Turning, he saw a tall, stooped, familiar figure in the archway.

“How are you, Hack?”

“Not bad, Toby. I reckon you’re glad to be up and around yourself.” The voice coming from the high wide shape was soft, a little gravelly, and devoid of any inflection beyond just a hint of the rural boyhood Tully Hacker had spent in Kansas during the late twenties and thirties. You could look at Tully Hacker and see much of the warfare of an era: Anzio, Italy, France, Germany with two wounds and a pocketful of medals, then the LAPD for twenty-five years. Tully Hacker was what they used to call a “hat” in Los Angeles, one of the plainclothes police detectives who made up the rules as they went along. The Miranda law had completely loused up Tully Hacker’s career. But when a confused little hubcap man named Mendoza got scared and put a bullet through Tully’s knee one night in the Coliseum parking lot during a Rams exhibition, Tully had blown bits and pieces of Mendoza from the fender of the 450SL all the way to the Orange County line. It was his last shootout and left him with a leg which wasn’t going to do much more bending.
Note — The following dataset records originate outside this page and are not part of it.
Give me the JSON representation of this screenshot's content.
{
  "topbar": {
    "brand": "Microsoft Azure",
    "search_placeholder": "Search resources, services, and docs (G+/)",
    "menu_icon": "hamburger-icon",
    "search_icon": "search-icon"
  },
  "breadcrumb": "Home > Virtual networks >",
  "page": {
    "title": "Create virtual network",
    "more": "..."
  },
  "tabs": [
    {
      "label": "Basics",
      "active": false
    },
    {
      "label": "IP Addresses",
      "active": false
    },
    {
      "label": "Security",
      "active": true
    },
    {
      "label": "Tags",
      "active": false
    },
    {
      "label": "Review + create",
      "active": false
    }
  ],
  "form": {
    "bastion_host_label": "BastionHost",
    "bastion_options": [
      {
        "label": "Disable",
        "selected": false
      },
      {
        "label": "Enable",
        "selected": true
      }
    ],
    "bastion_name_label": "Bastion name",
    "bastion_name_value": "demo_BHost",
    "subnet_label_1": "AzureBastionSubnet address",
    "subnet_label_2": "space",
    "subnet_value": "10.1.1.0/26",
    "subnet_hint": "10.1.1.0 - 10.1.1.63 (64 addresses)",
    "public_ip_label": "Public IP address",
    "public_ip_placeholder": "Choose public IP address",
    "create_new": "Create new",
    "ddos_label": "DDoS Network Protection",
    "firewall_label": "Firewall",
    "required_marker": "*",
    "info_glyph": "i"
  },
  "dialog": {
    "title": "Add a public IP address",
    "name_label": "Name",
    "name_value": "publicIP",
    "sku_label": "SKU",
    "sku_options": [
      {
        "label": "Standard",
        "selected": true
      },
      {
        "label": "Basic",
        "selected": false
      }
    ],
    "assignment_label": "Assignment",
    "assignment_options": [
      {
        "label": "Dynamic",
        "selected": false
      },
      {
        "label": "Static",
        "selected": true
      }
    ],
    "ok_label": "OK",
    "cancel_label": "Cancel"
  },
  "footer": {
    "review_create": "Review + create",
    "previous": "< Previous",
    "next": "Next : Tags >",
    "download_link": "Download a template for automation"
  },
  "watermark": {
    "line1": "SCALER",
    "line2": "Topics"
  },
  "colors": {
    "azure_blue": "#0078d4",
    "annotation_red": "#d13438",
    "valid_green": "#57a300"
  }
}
But once you were on the outside, you didn’t worry about Miranda and reading people their rights. In a private army, a man was free to be a man, and once in a while you could drop a body into a drainage ditch like in the old days. The way it turned out, Tully Hacker didn’t join Roth’s army. He
was
Roth’s army, which wasn’t bad for a guy almost sixty with a bum leg and sometimes a touch of angina.